Kelly Reichardt et vous travaillez ensemble depuis Old Joy. Ce processus a-t-il évolué?

Chaque projet s’est révélé un peu différent. Certains films étaient inspirés de nouvelles que j’avais écrites, d’autres ont été développés directement comme scénarios. Il n’y a pas un processus uniqvue: c’est une conversation qui se poursuit, et qui évolue un peu au fil du temps, tout comme les présidents ont changé ou que des événements historiques se produisent, parce que ça conditionne en partie ce à quoi nous nous intéressons. Il y a un dialogue entre nous, mais aussi avec l’époque, sur laquelle nous essayons de dire quelque chose sans verser dans le film à thème, mais en ayant une certaine résonance.

Qu’est-ce qui fait de Kelly Reichardt une voix unique dans le cinéma américain?

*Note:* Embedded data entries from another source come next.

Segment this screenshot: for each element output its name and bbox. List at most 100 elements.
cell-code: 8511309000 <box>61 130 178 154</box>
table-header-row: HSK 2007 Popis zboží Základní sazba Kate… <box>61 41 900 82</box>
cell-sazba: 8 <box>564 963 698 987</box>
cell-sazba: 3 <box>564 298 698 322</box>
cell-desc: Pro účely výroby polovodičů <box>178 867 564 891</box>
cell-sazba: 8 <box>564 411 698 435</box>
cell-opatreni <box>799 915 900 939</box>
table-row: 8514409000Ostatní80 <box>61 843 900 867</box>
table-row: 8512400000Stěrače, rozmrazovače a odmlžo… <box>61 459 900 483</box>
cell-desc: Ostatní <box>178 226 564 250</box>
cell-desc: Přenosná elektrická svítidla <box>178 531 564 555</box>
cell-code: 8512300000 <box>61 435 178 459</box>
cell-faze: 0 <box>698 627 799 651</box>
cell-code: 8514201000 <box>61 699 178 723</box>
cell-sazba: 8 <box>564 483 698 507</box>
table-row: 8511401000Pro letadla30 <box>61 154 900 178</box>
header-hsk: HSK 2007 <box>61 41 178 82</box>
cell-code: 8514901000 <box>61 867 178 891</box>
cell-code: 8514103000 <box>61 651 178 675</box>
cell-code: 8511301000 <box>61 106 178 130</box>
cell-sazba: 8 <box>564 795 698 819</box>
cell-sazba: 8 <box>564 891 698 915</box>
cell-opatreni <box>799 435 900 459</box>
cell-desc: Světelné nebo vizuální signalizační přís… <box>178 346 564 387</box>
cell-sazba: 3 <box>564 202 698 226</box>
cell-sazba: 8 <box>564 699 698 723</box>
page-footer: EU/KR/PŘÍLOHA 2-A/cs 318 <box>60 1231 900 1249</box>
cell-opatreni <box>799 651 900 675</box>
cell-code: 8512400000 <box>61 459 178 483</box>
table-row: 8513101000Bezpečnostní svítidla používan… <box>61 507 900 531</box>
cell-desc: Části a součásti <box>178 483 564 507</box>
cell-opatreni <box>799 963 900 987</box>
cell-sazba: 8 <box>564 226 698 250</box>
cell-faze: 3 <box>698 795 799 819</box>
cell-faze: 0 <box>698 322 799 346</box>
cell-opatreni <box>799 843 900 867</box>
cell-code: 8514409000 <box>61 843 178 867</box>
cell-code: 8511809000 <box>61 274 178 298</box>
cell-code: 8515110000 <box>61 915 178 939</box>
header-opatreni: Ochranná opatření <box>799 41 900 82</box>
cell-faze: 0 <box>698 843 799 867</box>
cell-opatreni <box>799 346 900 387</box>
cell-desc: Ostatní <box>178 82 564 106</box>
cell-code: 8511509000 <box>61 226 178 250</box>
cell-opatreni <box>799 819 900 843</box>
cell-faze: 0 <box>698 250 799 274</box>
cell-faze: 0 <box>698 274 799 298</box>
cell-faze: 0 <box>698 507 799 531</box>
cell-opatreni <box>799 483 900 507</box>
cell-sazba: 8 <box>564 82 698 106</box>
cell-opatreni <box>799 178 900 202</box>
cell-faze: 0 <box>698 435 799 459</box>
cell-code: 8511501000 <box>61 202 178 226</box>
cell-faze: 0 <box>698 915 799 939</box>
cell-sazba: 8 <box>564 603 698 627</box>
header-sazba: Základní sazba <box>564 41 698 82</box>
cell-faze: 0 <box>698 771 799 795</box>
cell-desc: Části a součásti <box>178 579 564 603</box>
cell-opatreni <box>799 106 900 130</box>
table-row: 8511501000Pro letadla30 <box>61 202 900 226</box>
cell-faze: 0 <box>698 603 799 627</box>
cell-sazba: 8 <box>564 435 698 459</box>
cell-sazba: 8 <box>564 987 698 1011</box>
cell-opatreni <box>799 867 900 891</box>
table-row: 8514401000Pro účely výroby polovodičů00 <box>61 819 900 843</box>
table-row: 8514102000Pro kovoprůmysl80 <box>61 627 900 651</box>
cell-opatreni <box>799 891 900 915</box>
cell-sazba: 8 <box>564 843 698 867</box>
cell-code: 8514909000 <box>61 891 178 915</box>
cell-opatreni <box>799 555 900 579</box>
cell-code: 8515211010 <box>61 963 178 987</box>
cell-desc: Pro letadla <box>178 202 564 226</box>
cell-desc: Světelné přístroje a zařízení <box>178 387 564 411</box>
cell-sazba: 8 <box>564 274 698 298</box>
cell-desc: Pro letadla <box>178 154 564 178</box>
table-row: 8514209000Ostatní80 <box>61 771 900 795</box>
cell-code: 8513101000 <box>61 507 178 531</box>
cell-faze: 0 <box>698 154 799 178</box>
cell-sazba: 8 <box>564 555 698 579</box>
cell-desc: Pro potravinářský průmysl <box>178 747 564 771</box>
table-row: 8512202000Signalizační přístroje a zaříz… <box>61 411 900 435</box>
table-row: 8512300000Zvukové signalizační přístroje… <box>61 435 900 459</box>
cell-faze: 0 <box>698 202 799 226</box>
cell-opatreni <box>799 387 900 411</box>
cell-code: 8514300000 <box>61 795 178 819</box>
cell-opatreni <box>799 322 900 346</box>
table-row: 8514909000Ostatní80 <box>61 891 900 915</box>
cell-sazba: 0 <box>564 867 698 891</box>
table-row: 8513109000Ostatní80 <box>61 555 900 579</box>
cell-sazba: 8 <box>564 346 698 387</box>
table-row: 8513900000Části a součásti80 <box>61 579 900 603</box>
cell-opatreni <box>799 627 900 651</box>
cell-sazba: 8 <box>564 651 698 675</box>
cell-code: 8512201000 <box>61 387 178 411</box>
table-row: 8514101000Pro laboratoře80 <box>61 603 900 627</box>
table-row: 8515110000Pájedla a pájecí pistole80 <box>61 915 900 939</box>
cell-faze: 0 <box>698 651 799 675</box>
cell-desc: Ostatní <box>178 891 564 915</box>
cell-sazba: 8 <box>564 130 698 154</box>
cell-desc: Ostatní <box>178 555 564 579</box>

Elle a un regard étonnant, ses compositions sont photographiquement splendides. Et elle a ce courage incroyable de fixer les choses dans une échelle humaine. Il n’y a guère de réalisateurs pour veiller comme elle à mettre l’appareil cinématographique au service d’histoires antispectaculaires en un sens, pour se concentrer plutôt sur la nature et les subtilités humaines. Kelly ne laisse personne d’autre penser les choses à sa place. Et elle refuse de courir après quelque chose de plus contemporain: elle a trouvé ce qui l’inspire et ses zones d’intérêt, et y est restée fidèle. Il y a une intégrité dans sa pratique artistique qui est vraiment rare.